Brendan got done on his first cast by a bream next to one of the yachts and spent a considerable time trying to lure the same fish out again. The fish were much more willing to strike but the current was much stronger and I had to increase my weight to get the plastic in the strike zone. I managed a couple more bream as did Brendan, mine coming on a Damiki Monster Miki that I was jigging. I also caught a tailor from under one of the boats, which added to the day's list of species.

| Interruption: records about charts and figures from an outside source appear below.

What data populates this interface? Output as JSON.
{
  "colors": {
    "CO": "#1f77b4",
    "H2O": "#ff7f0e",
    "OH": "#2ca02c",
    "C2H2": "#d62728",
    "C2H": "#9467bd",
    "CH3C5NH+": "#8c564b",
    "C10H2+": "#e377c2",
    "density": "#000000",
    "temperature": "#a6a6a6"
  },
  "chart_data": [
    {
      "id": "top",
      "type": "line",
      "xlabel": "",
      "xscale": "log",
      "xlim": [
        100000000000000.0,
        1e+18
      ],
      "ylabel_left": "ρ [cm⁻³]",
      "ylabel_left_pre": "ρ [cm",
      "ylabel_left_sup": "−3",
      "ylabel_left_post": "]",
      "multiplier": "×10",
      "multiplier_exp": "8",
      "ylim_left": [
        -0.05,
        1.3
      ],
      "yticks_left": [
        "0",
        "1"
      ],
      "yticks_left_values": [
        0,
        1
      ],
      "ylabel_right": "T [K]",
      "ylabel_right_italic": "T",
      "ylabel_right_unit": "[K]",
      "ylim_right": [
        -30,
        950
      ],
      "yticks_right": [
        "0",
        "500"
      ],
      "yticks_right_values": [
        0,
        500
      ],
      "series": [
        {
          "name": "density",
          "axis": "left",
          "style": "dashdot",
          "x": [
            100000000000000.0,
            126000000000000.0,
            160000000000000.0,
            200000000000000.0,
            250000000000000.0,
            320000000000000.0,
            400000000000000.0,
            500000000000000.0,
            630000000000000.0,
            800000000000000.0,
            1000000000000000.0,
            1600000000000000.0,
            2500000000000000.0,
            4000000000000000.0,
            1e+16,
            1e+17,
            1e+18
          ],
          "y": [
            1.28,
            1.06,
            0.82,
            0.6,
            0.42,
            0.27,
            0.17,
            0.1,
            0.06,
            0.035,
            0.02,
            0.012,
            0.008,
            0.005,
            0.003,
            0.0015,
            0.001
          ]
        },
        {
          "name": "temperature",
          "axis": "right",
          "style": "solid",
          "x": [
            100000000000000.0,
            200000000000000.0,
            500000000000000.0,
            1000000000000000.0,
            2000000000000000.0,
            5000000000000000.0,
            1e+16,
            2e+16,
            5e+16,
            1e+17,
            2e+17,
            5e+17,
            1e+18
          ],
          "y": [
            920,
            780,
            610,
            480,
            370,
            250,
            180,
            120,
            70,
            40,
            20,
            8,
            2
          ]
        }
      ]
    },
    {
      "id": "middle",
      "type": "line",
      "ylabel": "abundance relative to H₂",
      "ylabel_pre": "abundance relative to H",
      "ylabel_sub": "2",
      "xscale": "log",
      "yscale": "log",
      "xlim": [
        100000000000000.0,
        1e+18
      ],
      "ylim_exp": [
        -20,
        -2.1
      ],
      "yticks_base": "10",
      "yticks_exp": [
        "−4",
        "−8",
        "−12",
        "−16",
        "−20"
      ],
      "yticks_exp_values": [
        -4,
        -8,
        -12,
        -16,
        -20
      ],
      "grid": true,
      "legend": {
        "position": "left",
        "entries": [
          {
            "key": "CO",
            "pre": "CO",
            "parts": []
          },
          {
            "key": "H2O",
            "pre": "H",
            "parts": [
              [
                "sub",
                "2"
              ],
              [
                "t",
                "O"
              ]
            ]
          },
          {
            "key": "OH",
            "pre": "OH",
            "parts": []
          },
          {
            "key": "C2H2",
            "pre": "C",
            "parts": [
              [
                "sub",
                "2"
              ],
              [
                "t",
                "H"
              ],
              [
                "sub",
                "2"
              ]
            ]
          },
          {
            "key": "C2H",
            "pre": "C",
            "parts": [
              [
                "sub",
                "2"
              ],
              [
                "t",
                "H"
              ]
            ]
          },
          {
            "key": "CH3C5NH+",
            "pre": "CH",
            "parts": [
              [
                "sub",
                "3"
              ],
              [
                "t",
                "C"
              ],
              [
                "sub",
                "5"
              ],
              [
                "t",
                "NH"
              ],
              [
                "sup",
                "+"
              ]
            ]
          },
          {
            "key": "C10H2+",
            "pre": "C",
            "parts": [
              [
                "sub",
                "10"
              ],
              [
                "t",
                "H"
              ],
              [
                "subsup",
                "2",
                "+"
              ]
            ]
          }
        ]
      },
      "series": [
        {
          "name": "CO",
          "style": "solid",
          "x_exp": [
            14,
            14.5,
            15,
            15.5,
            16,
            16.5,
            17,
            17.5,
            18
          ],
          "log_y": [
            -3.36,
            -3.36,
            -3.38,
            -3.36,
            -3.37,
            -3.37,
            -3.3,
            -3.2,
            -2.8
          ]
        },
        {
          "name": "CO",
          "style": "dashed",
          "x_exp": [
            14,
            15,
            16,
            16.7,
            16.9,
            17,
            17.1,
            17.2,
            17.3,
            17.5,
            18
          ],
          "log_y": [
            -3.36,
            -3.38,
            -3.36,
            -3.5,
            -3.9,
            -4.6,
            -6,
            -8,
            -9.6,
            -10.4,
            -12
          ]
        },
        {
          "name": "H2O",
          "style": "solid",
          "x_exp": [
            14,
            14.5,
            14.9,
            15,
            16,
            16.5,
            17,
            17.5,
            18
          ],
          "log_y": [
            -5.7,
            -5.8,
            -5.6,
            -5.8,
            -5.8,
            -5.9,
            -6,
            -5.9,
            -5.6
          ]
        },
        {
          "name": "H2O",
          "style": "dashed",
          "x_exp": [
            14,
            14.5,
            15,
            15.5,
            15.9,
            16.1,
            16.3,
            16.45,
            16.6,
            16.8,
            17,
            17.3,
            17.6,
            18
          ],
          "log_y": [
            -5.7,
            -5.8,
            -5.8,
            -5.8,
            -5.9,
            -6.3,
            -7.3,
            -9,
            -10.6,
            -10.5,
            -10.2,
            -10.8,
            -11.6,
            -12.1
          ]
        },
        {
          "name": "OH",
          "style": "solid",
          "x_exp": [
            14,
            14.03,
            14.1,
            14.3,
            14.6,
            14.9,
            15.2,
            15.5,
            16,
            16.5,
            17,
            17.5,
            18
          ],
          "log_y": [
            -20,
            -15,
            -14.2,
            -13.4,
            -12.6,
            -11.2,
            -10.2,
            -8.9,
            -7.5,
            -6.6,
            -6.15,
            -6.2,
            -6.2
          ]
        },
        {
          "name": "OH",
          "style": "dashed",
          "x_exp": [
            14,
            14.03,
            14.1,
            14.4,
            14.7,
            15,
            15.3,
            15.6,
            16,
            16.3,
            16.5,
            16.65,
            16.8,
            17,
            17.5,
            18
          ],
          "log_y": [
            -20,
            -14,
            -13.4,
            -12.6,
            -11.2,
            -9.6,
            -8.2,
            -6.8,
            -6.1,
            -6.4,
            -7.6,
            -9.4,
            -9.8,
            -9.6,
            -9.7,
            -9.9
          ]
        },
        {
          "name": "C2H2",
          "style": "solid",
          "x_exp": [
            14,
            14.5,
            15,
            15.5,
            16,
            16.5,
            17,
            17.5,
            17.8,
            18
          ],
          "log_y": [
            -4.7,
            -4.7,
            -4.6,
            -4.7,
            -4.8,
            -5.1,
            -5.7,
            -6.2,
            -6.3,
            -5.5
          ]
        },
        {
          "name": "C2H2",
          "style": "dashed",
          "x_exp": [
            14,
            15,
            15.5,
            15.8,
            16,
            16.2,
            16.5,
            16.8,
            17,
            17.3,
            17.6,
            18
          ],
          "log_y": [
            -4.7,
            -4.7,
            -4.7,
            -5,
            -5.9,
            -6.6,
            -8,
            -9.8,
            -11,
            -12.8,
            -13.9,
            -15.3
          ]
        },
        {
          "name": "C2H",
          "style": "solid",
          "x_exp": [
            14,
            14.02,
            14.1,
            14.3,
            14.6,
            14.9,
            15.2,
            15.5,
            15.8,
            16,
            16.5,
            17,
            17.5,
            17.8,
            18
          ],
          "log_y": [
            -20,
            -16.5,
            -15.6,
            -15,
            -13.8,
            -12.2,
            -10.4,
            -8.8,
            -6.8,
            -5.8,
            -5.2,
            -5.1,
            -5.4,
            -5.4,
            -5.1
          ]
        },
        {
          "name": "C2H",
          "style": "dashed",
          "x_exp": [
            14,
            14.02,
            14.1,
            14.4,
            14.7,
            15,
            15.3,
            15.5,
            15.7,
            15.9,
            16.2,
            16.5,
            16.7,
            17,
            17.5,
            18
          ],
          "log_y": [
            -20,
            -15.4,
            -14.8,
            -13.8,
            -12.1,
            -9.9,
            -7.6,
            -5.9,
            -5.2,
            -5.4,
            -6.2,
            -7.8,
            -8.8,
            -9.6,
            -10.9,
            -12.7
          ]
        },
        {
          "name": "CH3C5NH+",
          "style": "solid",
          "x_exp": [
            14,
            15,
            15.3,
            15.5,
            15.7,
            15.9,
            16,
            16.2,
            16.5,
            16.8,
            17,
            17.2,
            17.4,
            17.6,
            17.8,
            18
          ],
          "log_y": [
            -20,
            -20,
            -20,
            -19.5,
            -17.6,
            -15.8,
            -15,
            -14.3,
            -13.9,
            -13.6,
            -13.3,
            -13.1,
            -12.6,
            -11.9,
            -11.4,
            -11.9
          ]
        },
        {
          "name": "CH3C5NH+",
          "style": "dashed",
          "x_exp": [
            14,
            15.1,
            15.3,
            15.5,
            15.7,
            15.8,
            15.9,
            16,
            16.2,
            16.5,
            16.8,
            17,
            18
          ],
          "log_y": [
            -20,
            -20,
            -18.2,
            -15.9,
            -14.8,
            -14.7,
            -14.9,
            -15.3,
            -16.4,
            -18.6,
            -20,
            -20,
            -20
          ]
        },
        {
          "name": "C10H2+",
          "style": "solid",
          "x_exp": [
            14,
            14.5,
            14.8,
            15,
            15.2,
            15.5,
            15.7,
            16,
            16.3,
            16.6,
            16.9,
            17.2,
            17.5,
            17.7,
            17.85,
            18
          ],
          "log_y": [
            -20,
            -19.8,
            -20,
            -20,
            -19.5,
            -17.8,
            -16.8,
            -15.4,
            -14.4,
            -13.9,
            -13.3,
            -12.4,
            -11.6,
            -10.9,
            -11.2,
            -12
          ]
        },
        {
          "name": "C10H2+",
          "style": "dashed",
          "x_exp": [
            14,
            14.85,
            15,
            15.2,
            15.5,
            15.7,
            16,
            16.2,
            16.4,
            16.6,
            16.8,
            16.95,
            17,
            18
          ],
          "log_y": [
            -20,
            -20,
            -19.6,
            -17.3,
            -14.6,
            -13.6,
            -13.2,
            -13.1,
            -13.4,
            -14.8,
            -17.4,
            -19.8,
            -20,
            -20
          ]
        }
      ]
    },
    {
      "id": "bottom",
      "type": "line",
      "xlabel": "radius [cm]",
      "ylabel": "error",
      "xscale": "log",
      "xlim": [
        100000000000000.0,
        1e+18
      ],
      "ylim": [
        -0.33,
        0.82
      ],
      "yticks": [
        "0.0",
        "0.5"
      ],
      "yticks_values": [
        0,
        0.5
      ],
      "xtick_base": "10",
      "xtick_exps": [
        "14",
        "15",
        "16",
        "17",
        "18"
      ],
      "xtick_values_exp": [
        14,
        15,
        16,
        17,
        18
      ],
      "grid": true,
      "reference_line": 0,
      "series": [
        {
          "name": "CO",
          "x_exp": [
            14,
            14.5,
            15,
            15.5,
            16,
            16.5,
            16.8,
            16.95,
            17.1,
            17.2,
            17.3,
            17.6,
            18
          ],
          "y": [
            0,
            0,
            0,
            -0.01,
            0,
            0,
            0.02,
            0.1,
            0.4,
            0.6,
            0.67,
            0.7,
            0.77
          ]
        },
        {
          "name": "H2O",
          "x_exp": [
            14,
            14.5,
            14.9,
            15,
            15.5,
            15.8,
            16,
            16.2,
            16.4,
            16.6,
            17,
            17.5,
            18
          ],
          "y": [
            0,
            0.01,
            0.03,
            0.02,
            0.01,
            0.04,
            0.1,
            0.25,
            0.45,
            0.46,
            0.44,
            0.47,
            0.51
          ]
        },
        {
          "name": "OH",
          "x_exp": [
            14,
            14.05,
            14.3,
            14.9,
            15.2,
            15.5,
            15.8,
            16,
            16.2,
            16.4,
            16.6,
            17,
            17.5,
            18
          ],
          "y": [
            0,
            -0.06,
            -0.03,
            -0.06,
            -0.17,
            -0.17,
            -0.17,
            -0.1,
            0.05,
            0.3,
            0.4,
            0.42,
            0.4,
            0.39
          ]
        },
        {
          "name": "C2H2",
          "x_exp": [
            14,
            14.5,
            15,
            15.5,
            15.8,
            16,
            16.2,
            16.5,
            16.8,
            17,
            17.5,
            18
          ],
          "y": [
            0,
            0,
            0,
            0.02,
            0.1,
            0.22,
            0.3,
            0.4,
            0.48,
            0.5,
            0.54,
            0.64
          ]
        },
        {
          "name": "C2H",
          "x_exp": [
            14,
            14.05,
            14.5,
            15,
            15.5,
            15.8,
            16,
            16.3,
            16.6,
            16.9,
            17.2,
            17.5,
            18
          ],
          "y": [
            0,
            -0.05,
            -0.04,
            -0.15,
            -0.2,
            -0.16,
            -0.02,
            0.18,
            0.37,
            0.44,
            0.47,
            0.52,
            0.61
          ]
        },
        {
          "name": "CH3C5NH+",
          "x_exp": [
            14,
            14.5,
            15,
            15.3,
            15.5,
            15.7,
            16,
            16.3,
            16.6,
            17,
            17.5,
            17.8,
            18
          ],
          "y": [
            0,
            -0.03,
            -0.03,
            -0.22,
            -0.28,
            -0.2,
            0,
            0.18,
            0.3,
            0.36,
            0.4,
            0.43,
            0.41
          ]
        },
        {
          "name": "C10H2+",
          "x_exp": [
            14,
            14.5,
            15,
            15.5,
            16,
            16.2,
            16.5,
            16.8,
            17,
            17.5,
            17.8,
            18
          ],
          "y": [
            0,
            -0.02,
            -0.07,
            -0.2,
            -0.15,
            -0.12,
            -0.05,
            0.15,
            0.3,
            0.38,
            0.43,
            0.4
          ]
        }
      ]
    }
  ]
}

After that it was time to pack up and head in. Tally for the day was one jew, one GT, one tailor and some bream each. Not bad for a lazy Saturday morning.
Joel


----------



## bruza80 (May 31, 2011)

i'm not getting older i'm just turning into a classic


----------



## 4weightfanatic (May 19, 2011)

Top effort guys -well done on the jewie Brendan. Were you able to get out of the wind and did that early shower get you guys ? Nice GT too Joel. I had rain at my place this morning so didn't launch till quarter to seven after it had passed. I'm glad I kept the jumper on as it was quite comfy and reckon it might have been just a little cool. The islands are definately a future spot for summer jackattacks heaps of scope. Cheers PAT


----------



## bruza80 (May 31, 2011)

we got a tiny spit of rain at about 5:15 before ww launched. other than that it was just the bloody wind blowing through making life hard. I reckon it was worse then last weekend.


----------



## clarkey (Jan 13, 2009)

Well done fellas,looks like a good day on the water and a nice variety of species.
Congrats on the Bday jew,you can become a member of the AKFF jew club 
viewtopic.php?f=3&t=19626&hilit=AKFF+Mulloway


----------



## Trento87 (Jun 1, 2011)

Nice work on the jew, I managed 8 little ones from round there thursday night the biggest only going 33 though  . Did you get any trouble fishing around the marina? I always get told I can't fish there by at least one old person on a yacht.


----------



## imnotoriginal (Jan 13, 2008)

Trento87 said:


> Nice work on the jew, I managed 8 little ones from round there thursday night the biggest only going 33 though  . Did you get any trouble fishing around the marina? I always get told I can't fish there by at least one old person on a yacht.


Hi Trent,
we fished the last row of yachts next to the trawlers, there's only one row of yachts there so less chance of being seen by anyone. Thankfully, those who did see us on the day were friendly. I do usually get at least one person having a whinge though, it's worse at the marina at Kawana. 
Joel


----------